Originally Posted by uberbandgeek6
Problem:
If f is a one-to-one, twice differentiable function with inverse function g, show that:

g''(x) = -( f''(g(x)) ) / ( [f'(g(x))]^3 )

and deduce that if f is increasing and concave upward, then its inverse function is concave downward.
___________________________

My work so far:
For the first part, I replaced all of the g's with f^-1 (I won't show that here since it would be really cluttered).
Then I took the equation (f^-1)'(x) = 1 / (f'(f^-1(x))) and changed it to
f'(f^-1(x)) = 1 / ((f^-1)'(x)) and plugged that into the bottom of the problem's equation. After a little simplifying, I got
(f^-1)''(x) = (-f''(f^-1(x))) * ((f^-1)'(x))^3

I'm not sure where to go from here. What can I do about the second derivatives? Thank you!

Part I

Remember the identity that for inverses, we have

$\displaystyle f[g(x)]=x$.

Taking the derivative, we get

$\displaystyle f'[g(x)]g'(x)=1$.

Divide by $\displaystyle f'g$ to get:

$\displaystyle g'(x)=(f'[g(x)])^{-1}$.

Take the derivative again, yielding

$\displaystyle g''(x)=(-1)(f'[g(x)])^{-2}f''[g(x)]g'(x)$.

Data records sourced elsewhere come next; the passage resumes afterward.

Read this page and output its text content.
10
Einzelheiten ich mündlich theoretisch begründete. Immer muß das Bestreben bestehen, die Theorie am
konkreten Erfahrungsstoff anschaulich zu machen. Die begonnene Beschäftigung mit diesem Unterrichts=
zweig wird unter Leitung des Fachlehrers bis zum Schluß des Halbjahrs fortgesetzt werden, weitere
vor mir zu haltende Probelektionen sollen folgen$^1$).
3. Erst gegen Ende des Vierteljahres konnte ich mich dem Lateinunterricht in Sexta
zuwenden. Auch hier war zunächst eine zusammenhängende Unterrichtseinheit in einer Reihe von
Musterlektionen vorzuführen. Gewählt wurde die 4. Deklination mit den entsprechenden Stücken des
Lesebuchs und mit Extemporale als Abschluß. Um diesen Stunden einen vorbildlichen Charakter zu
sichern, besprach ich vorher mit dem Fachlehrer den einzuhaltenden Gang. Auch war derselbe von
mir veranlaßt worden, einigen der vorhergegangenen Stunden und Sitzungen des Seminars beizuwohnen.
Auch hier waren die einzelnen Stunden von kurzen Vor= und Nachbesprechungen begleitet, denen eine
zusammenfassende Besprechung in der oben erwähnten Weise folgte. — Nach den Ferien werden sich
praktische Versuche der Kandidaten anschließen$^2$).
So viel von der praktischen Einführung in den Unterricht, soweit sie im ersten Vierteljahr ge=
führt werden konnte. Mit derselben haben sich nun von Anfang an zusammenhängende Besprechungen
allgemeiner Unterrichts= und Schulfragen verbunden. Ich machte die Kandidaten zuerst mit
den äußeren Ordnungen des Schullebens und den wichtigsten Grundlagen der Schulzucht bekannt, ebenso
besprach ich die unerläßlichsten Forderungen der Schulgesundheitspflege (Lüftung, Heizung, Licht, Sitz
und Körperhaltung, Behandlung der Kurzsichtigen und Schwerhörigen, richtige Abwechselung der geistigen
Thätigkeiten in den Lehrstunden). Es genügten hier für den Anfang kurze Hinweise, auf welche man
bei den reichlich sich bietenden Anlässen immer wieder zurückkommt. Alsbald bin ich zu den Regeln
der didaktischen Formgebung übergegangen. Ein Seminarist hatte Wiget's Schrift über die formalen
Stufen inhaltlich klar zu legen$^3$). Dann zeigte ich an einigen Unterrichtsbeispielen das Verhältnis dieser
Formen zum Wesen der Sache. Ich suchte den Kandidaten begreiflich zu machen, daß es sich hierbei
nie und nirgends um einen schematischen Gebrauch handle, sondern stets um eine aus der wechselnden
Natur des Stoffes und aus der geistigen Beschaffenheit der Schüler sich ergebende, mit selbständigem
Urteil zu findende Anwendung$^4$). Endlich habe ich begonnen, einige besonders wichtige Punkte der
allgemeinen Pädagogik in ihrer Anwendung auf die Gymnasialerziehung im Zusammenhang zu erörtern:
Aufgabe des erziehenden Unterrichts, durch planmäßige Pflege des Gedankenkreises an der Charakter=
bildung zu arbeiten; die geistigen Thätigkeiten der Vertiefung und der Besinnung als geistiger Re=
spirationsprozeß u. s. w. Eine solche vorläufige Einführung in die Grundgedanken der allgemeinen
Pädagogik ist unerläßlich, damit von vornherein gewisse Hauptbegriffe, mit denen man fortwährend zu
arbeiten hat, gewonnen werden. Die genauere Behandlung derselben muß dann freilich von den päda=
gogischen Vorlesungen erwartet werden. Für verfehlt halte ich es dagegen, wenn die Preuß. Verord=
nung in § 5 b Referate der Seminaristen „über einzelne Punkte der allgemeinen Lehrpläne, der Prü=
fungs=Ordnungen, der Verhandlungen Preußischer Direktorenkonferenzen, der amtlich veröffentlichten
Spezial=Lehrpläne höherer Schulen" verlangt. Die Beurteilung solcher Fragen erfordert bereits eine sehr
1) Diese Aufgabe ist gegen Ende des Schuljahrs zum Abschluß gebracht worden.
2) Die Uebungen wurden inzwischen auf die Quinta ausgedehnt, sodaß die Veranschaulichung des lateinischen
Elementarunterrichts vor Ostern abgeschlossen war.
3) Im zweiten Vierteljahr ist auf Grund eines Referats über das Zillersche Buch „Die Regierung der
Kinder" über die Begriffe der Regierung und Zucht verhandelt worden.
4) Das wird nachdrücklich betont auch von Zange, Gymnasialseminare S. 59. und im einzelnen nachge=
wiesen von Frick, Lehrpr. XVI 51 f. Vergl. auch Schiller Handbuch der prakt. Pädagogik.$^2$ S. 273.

Remember that $\displaystyle g'(x)=(f'[g(x)])^{-1}$ and substitute:

$\displaystyle g''(x)=(-1)(f'[g(x)])^{-2}f''[g(x)](f'[g(x)])^{-1}$.

And then simplify to yield

$\displaystyle g''(x)=-\frac{f''[g(x)]}{(f'[g(x)])^{3}}$.

Part II

Now, when we say that $\displaystyle f$ is increasing and concave upward, we are essentially saying that

$\displaystyle f'(t),f''(t)>0$ for all $\displaystyle t\in D$. Since $\displaystyle g(x)\in D$, then

$\displaystyle f'[g(x)],f''[g(x)]>0$.

We can use that information with our previous equations to infer that $\displaystyle g''(x)<0$.